In times like that, the land is unproductive. Gibbs can’t grow hay; he can’t raise cattle.
About 4.5 million gallons per minute are flowing near his property toward the salt water barrier on the Guadalupe River and from the San Antonio River, according to the U.S. Geological Survey water reports.
However, about a quarter of that, less than 1.3 million gallons per minute, are flowing past the barrier and into the bay.
The rest of the water is backing up on his property, the Fagan Ranch, and other tracts in the area.
Gibbs said logjams are a part of the problem.
“They’ve created a dam out here without calling it a dam,” he said.
His massive oak trees are dying amid the flooding, and hundreds of acres are under water, unusable for raising cattle or growing hay.
He’s complained to the Guadalupe-Blanco River Authority, attended hours of public meetings and taken elected officials up in his plane to get a new perspective on the damage.
“GBRA will try to say it’s all marshland and swamps, but oak trees don’t grow on swamps,” Gibbs said.
Looking for solutions
Whether the state is stepping in, property owners along both rivers are not losing faith that a solution exists.
Victoria County has representation on the river authority board of directors through Dennis Patillo, a Victoria business man who was named Citizen of the Year in 2014.
Victoria County Commissioner Gary Burns said he is optimistic that with Patillo’s leadership, property owners will experience some relief.
“We’ve been fighting it for so long,” Burns said. “All we’ve gotten is the runaround.”
Patillo has given himself 60 days to develop a long-term plan of attack on the logjams plaguing the area.
The plan will establish a budget, funding mechanisms, time frame, communication standards and will work within federal regulations.
Whether the plan will come to fruition or have an impact has yet to be seen.

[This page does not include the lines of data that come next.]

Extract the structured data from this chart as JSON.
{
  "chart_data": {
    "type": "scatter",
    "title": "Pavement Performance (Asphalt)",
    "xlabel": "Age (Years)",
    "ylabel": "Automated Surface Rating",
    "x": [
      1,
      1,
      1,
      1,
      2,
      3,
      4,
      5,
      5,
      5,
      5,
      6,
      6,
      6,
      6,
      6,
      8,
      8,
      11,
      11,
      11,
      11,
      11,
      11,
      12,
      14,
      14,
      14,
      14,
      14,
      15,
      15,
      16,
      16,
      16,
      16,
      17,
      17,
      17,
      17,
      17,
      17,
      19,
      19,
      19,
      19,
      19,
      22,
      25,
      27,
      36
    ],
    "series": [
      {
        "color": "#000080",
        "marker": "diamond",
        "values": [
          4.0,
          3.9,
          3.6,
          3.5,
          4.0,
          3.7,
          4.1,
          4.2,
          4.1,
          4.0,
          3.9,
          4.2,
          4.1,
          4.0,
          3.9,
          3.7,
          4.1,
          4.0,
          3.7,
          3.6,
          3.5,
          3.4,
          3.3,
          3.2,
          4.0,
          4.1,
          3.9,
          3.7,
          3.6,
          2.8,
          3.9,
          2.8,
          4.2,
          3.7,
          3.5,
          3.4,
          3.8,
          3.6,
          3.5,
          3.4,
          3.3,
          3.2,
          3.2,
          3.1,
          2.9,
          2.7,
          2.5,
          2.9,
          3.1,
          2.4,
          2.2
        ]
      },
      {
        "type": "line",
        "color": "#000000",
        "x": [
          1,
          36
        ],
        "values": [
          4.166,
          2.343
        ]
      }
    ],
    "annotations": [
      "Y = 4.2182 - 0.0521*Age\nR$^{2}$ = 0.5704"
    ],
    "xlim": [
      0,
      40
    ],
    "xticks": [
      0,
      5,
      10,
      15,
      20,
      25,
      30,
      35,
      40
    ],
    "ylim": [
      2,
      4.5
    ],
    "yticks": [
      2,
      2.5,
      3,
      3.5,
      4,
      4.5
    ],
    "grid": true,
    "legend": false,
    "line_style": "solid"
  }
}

Patillo is one vote on a board of nine members.
The logjams are also subject to a cost-benefit analysis. Any funding that goes to clear logjams in the Crossroads means another water project gets cut back.
Nonetheless, Patillo isn’t fazed.
He said he is impressed with the passion in people affected by the logjams but also recognizes the struggles the river authority faces.

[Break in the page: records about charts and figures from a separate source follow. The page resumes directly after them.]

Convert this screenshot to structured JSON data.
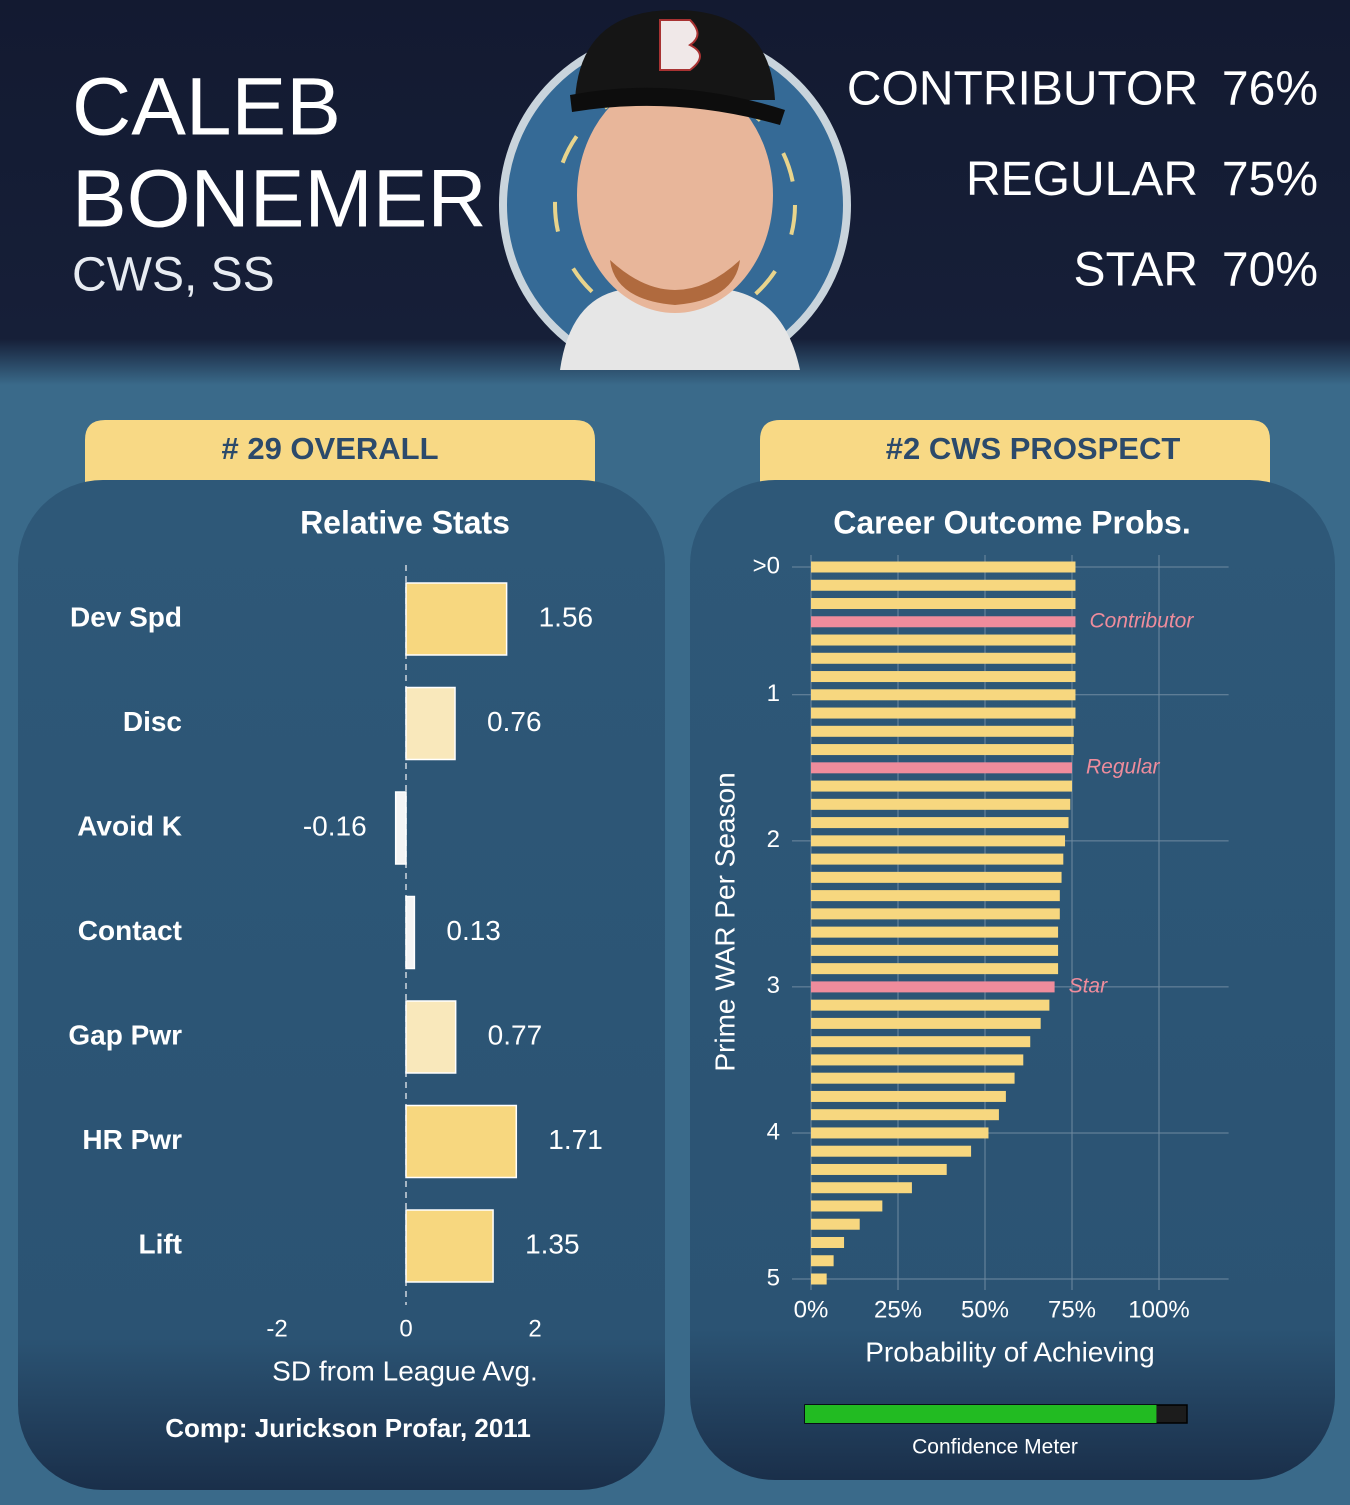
{
  "header": {
    "name_lines": [
      "CALEB",
      "BONEMER"
    ],
    "team_position": "CWS, SS",
    "outcomes": [
      {
        "label": "CONTRIBUTOR",
        "value": "76%"
      },
      {
        "label": "REGULAR",
        "value": "75%"
      },
      {
        "label": "STAR",
        "value": "70%"
      }
    ]
  },
  "panels": {
    "left": {
      "rank": "# 29 OVERALL",
      "comp": "Comp: Jurickson Profar, 2011"
    },
    "right": {
      "rank": "#2 CWS PROSPECT",
      "confidence_meter": {
        "label": "Confidence Meter",
        "value": 0.92,
        "xlim": [
          0,
          1
        ],
        "color": "#22bb22"
      }
    }
  },
  "chart_data": [
    {
      "type": "bar",
      "orientation": "horizontal",
      "title": "Relative Stats",
      "xlabel": "SD from League Avg.",
      "categories": [
        "Dev Spd",
        "Disc",
        "Avoid K",
        "Contact",
        "Gap Pwr",
        "HR Pwr",
        "Lift"
      ],
      "values": [
        1.56,
        0.76,
        -0.16,
        0.13,
        0.77,
        1.71,
        1.35
      ],
      "colors": [
        "#f7d77f",
        "#f9e8bb",
        "#f4f4f4",
        "#f4f4f4",
        "#f9e8bb",
        "#f7d77f",
        "#f7d77f"
      ],
      "xlim": [
        -2,
        2
      ],
      "xticks": [
        -2,
        0,
        2
      ]
    },
    {
      "type": "bar",
      "orientation": "horizontal",
      "title": "Career Outcome Probs.",
      "xlabel": "Probability of Achieving",
      "ylabel": "Prime WAR Per Season",
      "y": [
        0.125,
        0.25,
        0.375,
        0.5,
        0.625,
        0.75,
        0.875,
        1.0,
        1.125,
        1.25,
        1.375,
        1.5,
        1.625,
        1.75,
        1.875,
        2.0,
        2.125,
        2.25,
        2.375,
        2.5,
        2.625,
        2.75,
        2.875,
        3.0,
        3.125,
        3.25,
        3.375,
        3.5,
        3.625,
        3.75,
        3.875,
        4.0,
        4.125,
        4.25,
        4.375,
        4.5,
        4.625,
        4.75,
        4.875,
        5.0
      ],
      "values": [
        76,
        76,
        76,
        76,
        76,
        76,
        76,
        76,
        76,
        75.5,
        75.5,
        75,
        75,
        74.5,
        74,
        73,
        72.5,
        72,
        71.5,
        71.5,
        71,
        71,
        71,
        70,
        68.5,
        66,
        63,
        61,
        58.5,
        56,
        54,
        51,
        46,
        39,
        29,
        20.5,
        14,
        9.5,
        6.5,
        4.5
      ],
      "color": "#f7d77f",
      "highlight_color": "#ef8c9c",
      "annotations": [
        {
          "y": 0.5,
          "text": "Contributor"
        },
        {
          "y": 1.5,
          "text": "Regular"
        },
        {
          "y": 3.0,
          "text": "Star"
        }
      ],
      "xlim": [
        0,
        120
      ],
      "xticks": [
        {
          "value": 0,
          "label": "0%"
        },
        {
          "value": 25,
          "label": "25%"
        },
        {
          "value": 50,
          "label": "50%"
        },
        {
          "value": 75,
          "label": "75%"
        },
        {
          "value": 100,
          "label": "100%"
        }
      ],
      "ylim": [
        0.125,
        5
      ],
      "yticks": [
        {
          "value": 0.125,
          "label": ">0"
        },
        1,
        2,
        3,
        4,
        5
      ],
      "grid": true
    }
  ]
}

“We need to give some serious consideration to talking to federal legislators to provide an ongoing funding mechanism for this,” he said.

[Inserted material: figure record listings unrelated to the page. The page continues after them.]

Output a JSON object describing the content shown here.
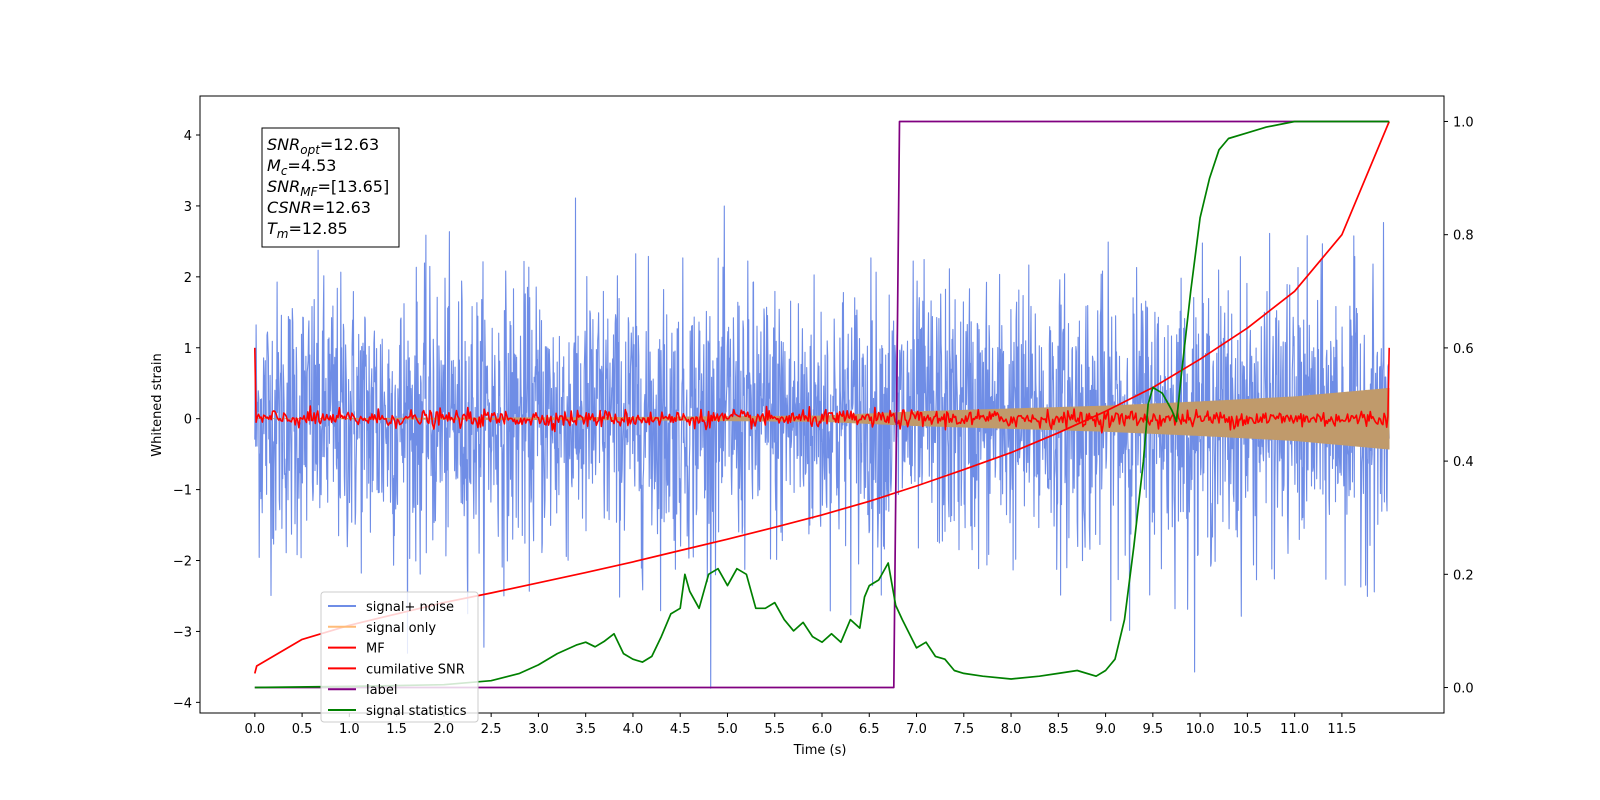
{
  "chart_data": {
    "type": "line",
    "xlabel": "Time (s)",
    "ylabel": "Whitened strain",
    "xlim": [
      -0.58,
      12.58
    ],
    "ylim": [
      -4.15,
      4.55
    ],
    "y2lim": [
      -0.045,
      1.045
    ],
    "xticks": [
      0.0,
      0.5,
      1.0,
      1.5,
      2.0,
      2.5,
      3.0,
      3.5,
      4.0,
      4.5,
      5.0,
      5.5,
      6.0,
      6.5,
      7.0,
      7.5,
      8.0,
      8.5,
      9.0,
      9.5,
      10.0,
      10.5,
      11.0,
      11.5
    ],
    "xtick_labels": [
      "0.0",
      "0.5",
      "1.0",
      "1.5",
      "2.0",
      "2.5",
      "3.0",
      "3.5",
      "4.0",
      "4.5",
      "5.0",
      "5.5",
      "6.0",
      "6.5",
      "7.0",
      "7.5",
      "8.0",
      "8.5",
      "9.0",
      "9.5",
      "10.0",
      "10.5",
      "11.0",
      "11.5"
    ],
    "yticks": [
      4,
      3,
      2,
      1,
      0,
      -1,
      -2,
      -3,
      -4
    ],
    "ytick_labels": [
      "4",
      "3",
      "2",
      "1",
      "0",
      "−1",
      "−2",
      "−3",
      "−4"
    ],
    "y2ticks": [
      1.0,
      0.8,
      0.6,
      0.4,
      0.2,
      0.0
    ],
    "y2tick_labels": [
      "1.0",
      "0.8",
      "0.6",
      "0.4",
      "0.2",
      "0.0"
    ],
    "grid": false,
    "legend_position": "lower-left",
    "legend": [
      {
        "label": "signal+ noise",
        "color": "#6F8DE6"
      },
      {
        "label": "signal only",
        "color": "#FFBB78"
      },
      {
        "label": "MF",
        "color": "#FF0000"
      },
      {
        "label": "cumilative SNR",
        "color": "#FF0000"
      },
      {
        "label": "label",
        "color": "#800080"
      },
      {
        "label": "signal statistics",
        "color": "#008000"
      }
    ],
    "annotation": [
      {
        "base": "SNR",
        "sub": "opt",
        "value": "=12.63"
      },
      {
        "base": "M",
        "sub": "c",
        "value": "=4.53"
      },
      {
        "base": "SNR",
        "sub": "MF",
        "value": "=[13.65]"
      },
      {
        "base": "CSNR",
        "sub": "",
        "value": "=12.63"
      },
      {
        "base": "T",
        "sub": "m",
        "value": "=12.85"
      }
    ],
    "series": [
      {
        "name": "signal+ noise",
        "axis": "left",
        "color": "#6F8DE6",
        "style": "noise",
        "x_range": [
          0.0,
          12.0
        ],
        "envelope": [
          2.6,
          3.8
        ]
      },
      {
        "name": "signal only",
        "axis": "left",
        "color": "#C09A6B",
        "style": "chirp",
        "x_range": [
          0.0,
          12.0
        ],
        "amplitude": [
          [
            0.0,
            0.0
          ],
          [
            4.0,
            0.02
          ],
          [
            6.0,
            0.04
          ],
          [
            7.0,
            0.1
          ],
          [
            8.0,
            0.14
          ],
          [
            9.0,
            0.18
          ],
          [
            10.0,
            0.24
          ],
          [
            11.0,
            0.31
          ],
          [
            12.0,
            0.43
          ]
        ]
      },
      {
        "name": "MF",
        "axis": "left",
        "color": "#FF0000",
        "style": "mf",
        "x_range": [
          0.0,
          12.0
        ],
        "start": 1.0,
        "end": 1.0,
        "noise": 0.06
      },
      {
        "name": "cumilative SNR",
        "axis": "right",
        "color": "#FF0000",
        "x": [
          0.0,
          0.02,
          0.5,
          1.0,
          1.5,
          2.0,
          2.5,
          3.0,
          3.5,
          4.0,
          4.5,
          5.0,
          5.5,
          6.0,
          6.5,
          7.0,
          7.5,
          8.0,
          8.5,
          9.0,
          9.5,
          10.0,
          10.5,
          11.0,
          11.5,
          12.0
        ],
        "y": [
          0.025,
          0.038,
          0.085,
          0.11,
          0.13,
          0.15,
          0.167,
          0.185,
          0.203,
          0.222,
          0.242,
          0.262,
          0.283,
          0.305,
          0.329,
          0.356,
          0.385,
          0.415,
          0.45,
          0.488,
          0.53,
          0.58,
          0.635,
          0.7,
          0.8,
          1.0
        ]
      },
      {
        "name": "label",
        "axis": "right",
        "color": "#800080",
        "x": [
          0.0,
          6.76,
          6.82,
          11.99
        ],
        "y": [
          0.0,
          0.0,
          1.0,
          1.0
        ]
      },
      {
        "name": "signal statistics",
        "axis": "right",
        "color": "#008000",
        "x": [
          0.0,
          1.0,
          2.0,
          2.5,
          2.8,
          3.0,
          3.2,
          3.4,
          3.5,
          3.6,
          3.7,
          3.8,
          3.9,
          4.0,
          4.1,
          4.2,
          4.3,
          4.4,
          4.5,
          4.55,
          4.6,
          4.7,
          4.8,
          4.9,
          5.0,
          5.1,
          5.2,
          5.3,
          5.4,
          5.5,
          5.6,
          5.7,
          5.8,
          5.9,
          6.0,
          6.1,
          6.2,
          6.3,
          6.4,
          6.45,
          6.5,
          6.6,
          6.7,
          6.78,
          6.85,
          7.0,
          7.1,
          7.2,
          7.3,
          7.4,
          7.5,
          7.7,
          8.0,
          8.3,
          8.5,
          8.7,
          8.9,
          9.0,
          9.1,
          9.2,
          9.3,
          9.4,
          9.45,
          9.5,
          9.6,
          9.7,
          9.75,
          9.8,
          9.9,
          10.0,
          10.1,
          10.2,
          10.3,
          10.5,
          10.7,
          11.0,
          11.2,
          11.5,
          12.0
        ],
        "y": [
          0.0,
          0.002,
          0.005,
          0.012,
          0.025,
          0.04,
          0.06,
          0.075,
          0.08,
          0.072,
          0.082,
          0.095,
          0.06,
          0.05,
          0.045,
          0.055,
          0.09,
          0.13,
          0.14,
          0.2,
          0.17,
          0.14,
          0.2,
          0.21,
          0.18,
          0.21,
          0.2,
          0.14,
          0.14,
          0.15,
          0.12,
          0.1,
          0.115,
          0.09,
          0.08,
          0.095,
          0.08,
          0.12,
          0.105,
          0.16,
          0.18,
          0.19,
          0.22,
          0.145,
          0.12,
          0.07,
          0.08,
          0.055,
          0.05,
          0.03,
          0.025,
          0.02,
          0.015,
          0.02,
          0.025,
          0.03,
          0.02,
          0.03,
          0.05,
          0.12,
          0.25,
          0.4,
          0.5,
          0.53,
          0.52,
          0.49,
          0.47,
          0.55,
          0.7,
          0.83,
          0.9,
          0.95,
          0.97,
          0.98,
          0.99,
          1.0,
          1.0,
          1.0,
          1.0
        ]
      }
    ]
  }
}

The river authority cleared out a jam in March along the lower Guadalupe River, but with April’s record-setting rains, the problem shows no signs of stopping.
Logs are backing up, some 3-feet wide by 40-feet long, as far as the eye can see. The logs are traveling across four pipelines at the Fagan Ranch, posing a potential environmental hazard if one of the pipes laying on the bottom of the river breaks.
Jim Fagan called it a “dangerous situation” that could possibly lead to a lawsuit.
The river authority has acknowledged clearing logjams from the lower reaches of the Guadalupe River provides safe access for navigation and prevents course changes.
At this point, the river is unnavigable, said Ginger Fagan.
She worries about the course changes and implications it may have on county boundaries.
The Guadalupe River’s tributary, the San Antonio River, which serves as the boundary between Victoria and Refugio counties, is shifting in light of the jams. Victoria County is poised to lose 2,400 acres at the Fagan Ranch to Refugio County, she said.
Elm Bayou is now the main river while the San Antonio River sits dry, except during floods.
Ginger is preparing for the day the logjams on the San Antonio River reach U.S. Highway 77, the highway she championed for in the 1980s as a county judge.
She questions whether the logjams would be allowed to exist in places, such as New Braunfels, where the Guadalupe and Comal rivers are major tourism attractions, or whether South Texas could develop its rivers into popular destinations.
She is standing ready to put up a cable and pull out the logs herself, with or without the state’s blessing.
“The Guadalupe will go into the bay, but the San Antonio River will stop right there,” Ginger said. “It’s clogged.”